Nach diesen Worten setzte sich der Schultheiß auf seinen Pontifikalstuhl zur Rechten, seine Leute um ihn herum, und der gute Gesell ward zu der kleinen Bank oder dem Parquet geführt und angesichts des ganzen Volks und seiner Anklägerin daraufgesetzt.

»Nun, liebe Freundin«, sagte der Schultheiß, »wessen beschuldigt Ihr diesen Gefangenen?«

»Herr Schultheiß«, entgegnete sie, »ich beklage mich bei Euch über die Gewalt, die er mir wider meinen Willen und Wunsch und trotz meinem Widerstreben angetan hat. Deshalb stehe ich vor Gericht.«

»Was erwidert Ihr darauf, mein Freund?« fragte der Schultheiß den Gefangenen.

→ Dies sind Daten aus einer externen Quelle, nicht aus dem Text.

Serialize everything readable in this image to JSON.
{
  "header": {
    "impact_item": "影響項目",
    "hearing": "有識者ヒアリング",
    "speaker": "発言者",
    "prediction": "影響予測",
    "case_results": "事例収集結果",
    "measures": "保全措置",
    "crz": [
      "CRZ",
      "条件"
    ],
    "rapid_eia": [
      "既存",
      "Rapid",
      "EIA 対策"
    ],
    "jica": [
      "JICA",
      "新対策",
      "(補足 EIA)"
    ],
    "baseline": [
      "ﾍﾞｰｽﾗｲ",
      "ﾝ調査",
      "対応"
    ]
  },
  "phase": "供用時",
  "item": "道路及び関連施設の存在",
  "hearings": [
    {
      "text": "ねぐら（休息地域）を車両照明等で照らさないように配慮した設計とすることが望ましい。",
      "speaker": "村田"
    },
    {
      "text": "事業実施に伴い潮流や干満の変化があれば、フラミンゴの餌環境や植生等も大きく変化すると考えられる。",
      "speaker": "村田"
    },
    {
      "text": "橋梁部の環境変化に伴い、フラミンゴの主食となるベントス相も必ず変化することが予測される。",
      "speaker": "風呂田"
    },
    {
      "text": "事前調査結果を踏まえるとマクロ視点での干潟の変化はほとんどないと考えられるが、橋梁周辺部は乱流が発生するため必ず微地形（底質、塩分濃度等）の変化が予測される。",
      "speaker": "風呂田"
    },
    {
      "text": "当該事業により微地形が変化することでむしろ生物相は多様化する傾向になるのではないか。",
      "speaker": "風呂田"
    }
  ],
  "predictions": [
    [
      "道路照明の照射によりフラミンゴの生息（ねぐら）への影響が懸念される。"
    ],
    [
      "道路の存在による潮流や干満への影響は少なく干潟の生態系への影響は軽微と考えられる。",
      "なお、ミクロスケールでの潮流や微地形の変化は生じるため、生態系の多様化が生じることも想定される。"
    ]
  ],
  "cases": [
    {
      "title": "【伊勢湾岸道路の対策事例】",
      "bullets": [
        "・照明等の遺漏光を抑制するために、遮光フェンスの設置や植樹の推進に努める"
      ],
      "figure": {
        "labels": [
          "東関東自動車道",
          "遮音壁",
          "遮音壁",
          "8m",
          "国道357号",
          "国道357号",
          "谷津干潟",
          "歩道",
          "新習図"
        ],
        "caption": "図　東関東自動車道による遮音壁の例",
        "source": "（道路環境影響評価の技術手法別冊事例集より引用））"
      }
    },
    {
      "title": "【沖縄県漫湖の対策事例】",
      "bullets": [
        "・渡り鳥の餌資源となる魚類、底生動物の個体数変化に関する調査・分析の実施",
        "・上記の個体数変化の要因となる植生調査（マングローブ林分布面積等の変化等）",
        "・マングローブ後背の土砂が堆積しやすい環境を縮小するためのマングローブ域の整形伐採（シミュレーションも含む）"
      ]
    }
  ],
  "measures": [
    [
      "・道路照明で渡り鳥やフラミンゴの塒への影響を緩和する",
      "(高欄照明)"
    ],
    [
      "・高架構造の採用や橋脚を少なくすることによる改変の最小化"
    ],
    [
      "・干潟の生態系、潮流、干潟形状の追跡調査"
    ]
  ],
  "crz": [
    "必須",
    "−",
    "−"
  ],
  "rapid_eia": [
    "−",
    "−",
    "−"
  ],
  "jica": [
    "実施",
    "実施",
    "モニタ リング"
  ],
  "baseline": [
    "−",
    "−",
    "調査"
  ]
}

»Herr«, erklärte er, »ich sagte Euch schon, wie es war, und glaube nicht, daß sie das Gegenteil sagt!«

»Liebe Freundin«, sprach der Schultheiß, »achtet wohl auf Eure Worte und darauf, daß Ihr eine Klage wegen Notzucht erhebt. Das ist eine große Sache. Seht, er sagt, er habe Euch nie Gewalt angetan, sondern Ihr hättet selbst zugestimmt und beinahe das verlangt, was er getan hat. Nämlich Ihr selbst hättet seinem Gesellen, der sich in der Umgebung des Weges zu Eurem Acker erlustigte, den Weg gewiesen und mit Euren beiden Händen, oder auch nur mit einer, ihm den rechten Pfad zu Eurem Feld gezeigt; das konnte nicht ohne diese Eure Hilfe geschehen. Wenn Ihr nur ganz wenig widerstrebt hättet, wäre er niemals zum Ziel gekommen. Dafür, daß sein Gesell in der Wohnung fouragiert hat, kann er nichts, denn sobald er über die Schwelle und durch die Tür war, konnte er ihm nicht mehr gebieten.«

»Ach, Herr Schultheiß«, sagte das Mädchen weinerlich, »wie versteht Ihr das? Es ist wahr, ich will nicht leugnen, daß ich wirklich seinen Gesellen nahm und ihn auf meinen Acker brachte. Doch weshalb tat ich's? Bei meinem Eid, Herr, er trug das Haupt so steif, und die Schnauze war so hart, daß ich wahr und wahrhaftig weiß, er hätte mir ein großes Loch oder zwei oder drei in den Bauch gemacht, wenn ich ihn nicht schnell in das gesteckt hätte, wo er besser aufgehoben war. Und seht, aus diesem Grunde nur tat ich's!«

Ihr könnt euch denken, daß nach dieser Beweisaufnahme die Gerichtsbeamten und alle Anwesenden herzlich laut lachten. Und der Geselle ward freigelassen und versprach, an dem Tag, da er dazu aufgefordert würde, zurückzukehren. Und das Mädchen ging sehr zornig von dannen, weil man den, der an ihren untern Gabeln gehangen, nicht sehr schnell und hoch aufgehängt hatte. Doch dieser Zorn und diese heftige Verfolgung dauerte nicht lange, denn nach dem, was man mir sagte, ward bald darauf durch gute Mittel der Friede zwischen ihnen geschlossen und dem guten Gesellen Acker, Weg und Pfad überlassen, sooft und solange er auf ihm zu pflügen wünschte.